La actividad legislativa marca la opinión pública como uno de los cargos mayormente desacreditados en diversas encuestas. El asunto de fondo en esa percepción social está vinculada con la poca conexión que existe entre los diputados con sus gobernados; aunado a los excesos o abusos de poder que se manifiesta en su actuación.
La premisa se confirma en investigaciones de fondo como la presentada la semana pasada por Plana Mayor, en la que se evidencia que alrededor de 12 diputados de la anterior legislatura no presentaron iniciativa alguna. A lo largo de tres años de actividad parlamentaria, cinco legisladores justificaron su estadía en la legislatura haciendo una sola propuesta o iniciativa.
En síntesis, la función prioritaria de los legisladores no se lleva a la práctica, y se limitan a cumplir una tarea política desvinculada en muchos casos de los intereses sociales para los que resultó electo. Muchos de los diputados se dedican al reparto de dádivas y de programas asistencias o entrega de materiales de construcción en tareas comunitarias de reducido impacto, con una acentuada ejecución clientelar por parte de quienes se supondría deberían proponer nuevas leyes, y garantizar su vigilancia y cumplimiento.

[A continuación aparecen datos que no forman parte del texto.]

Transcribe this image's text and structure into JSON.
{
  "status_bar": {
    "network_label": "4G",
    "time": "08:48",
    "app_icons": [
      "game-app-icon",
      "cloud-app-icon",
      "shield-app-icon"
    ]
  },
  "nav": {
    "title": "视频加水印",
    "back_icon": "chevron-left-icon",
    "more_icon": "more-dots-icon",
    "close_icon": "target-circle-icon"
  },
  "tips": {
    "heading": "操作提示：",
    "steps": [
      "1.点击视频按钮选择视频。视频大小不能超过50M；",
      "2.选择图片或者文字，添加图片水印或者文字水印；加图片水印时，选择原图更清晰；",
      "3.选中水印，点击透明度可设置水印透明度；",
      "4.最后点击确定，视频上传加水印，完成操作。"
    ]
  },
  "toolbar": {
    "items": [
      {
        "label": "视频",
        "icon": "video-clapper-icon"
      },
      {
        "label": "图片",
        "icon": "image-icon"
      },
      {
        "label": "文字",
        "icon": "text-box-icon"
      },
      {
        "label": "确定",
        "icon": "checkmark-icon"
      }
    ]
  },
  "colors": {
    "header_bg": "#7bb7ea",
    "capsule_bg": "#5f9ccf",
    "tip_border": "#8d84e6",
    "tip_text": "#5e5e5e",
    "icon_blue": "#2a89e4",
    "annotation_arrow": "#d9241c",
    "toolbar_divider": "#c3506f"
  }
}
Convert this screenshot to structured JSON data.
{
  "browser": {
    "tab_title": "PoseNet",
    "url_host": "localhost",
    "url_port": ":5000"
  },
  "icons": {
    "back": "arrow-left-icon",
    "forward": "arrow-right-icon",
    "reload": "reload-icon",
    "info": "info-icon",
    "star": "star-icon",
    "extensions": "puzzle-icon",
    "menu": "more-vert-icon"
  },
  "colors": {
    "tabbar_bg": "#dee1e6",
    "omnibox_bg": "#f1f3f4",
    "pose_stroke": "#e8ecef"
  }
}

También ha quedado constancia de cómo los partidos políticos postulan candidatos bajo la premisa de componendas internas, cuyo único interés es su permanencia en las esfera pública por encima de su trascendencia en las propuestas legislativas.
El cargo de los legisladores es hoy, un mero componente del régimen político, pero ha quedado alejado de representar los intereses de región o de las comunidades para lo que fue diseñada la legislatura estatal.
A últimas fechas, la toma de decisiones ha dejado de ser un ejercicio individual e independiente de los legisladores. El debate parlamentario se ha reducido a acuerdos cupulares tomados desde la Junta de Coordinación Política, donde prevalece un voto ponderado a partir de la representación de cada partido político, y socava el eventual voto particular que pueda ejercer cada legislador, como en una supuesta democracia.
Además, el gobernador en turno, se ha convertido por antonomasia en un legislador externo, cuyas iniciativas de ley pasan con someros debates y una legitimación automática que pone en duda cualquier posibilidad por construir contrapesos.
Para cada campaña electoral, construida cada tres años, el proselitismo de quienes buscan convertirse en diputados resulta el de mayores dificultades, ya sea por la falta de vinculación entre legisladores con la sociedad, o por el desconocimiento sostenido de los propios candidatos respecto de los cargos a los que han sido postulados. A eso se agregan factores como la paridad de género y los porcentajes de candidatos jóvenes, cuyo corolario es que la propuesta de campaña no empata con la agenda legislativa sino a los intereses partidistas y de empoderamiento político de la élite gobernante.
El tema de la escasa actividad legislativa toca hondo por dos factores inmediatos: por un lado, la imperiosa rendición de cuentas que deberán ejercer los actuales legisladores que podrán ser reelectos a partir de los comicios de 2018; por otra parte, la evaluación necesaria que deben hacer los ciudadanos de sus diputados, para establecer la pertinencia de reelegir, o bien contemplar cambios en su conducta participativa.
Frente a la connivencia existente entre los Poderes Ejecutivo, Legislativo y Judicial es momento de que la sociedad civil actúe en un contrapeso esencial que a partir de instrumentos como la transparencia, la rendición de cuentas y las redes sociales exija una vinculación de sus diputados con sus propuestas de campaña, sus comunidades ahí representadas y sus tareas desarrolladas al interior de la legislatura.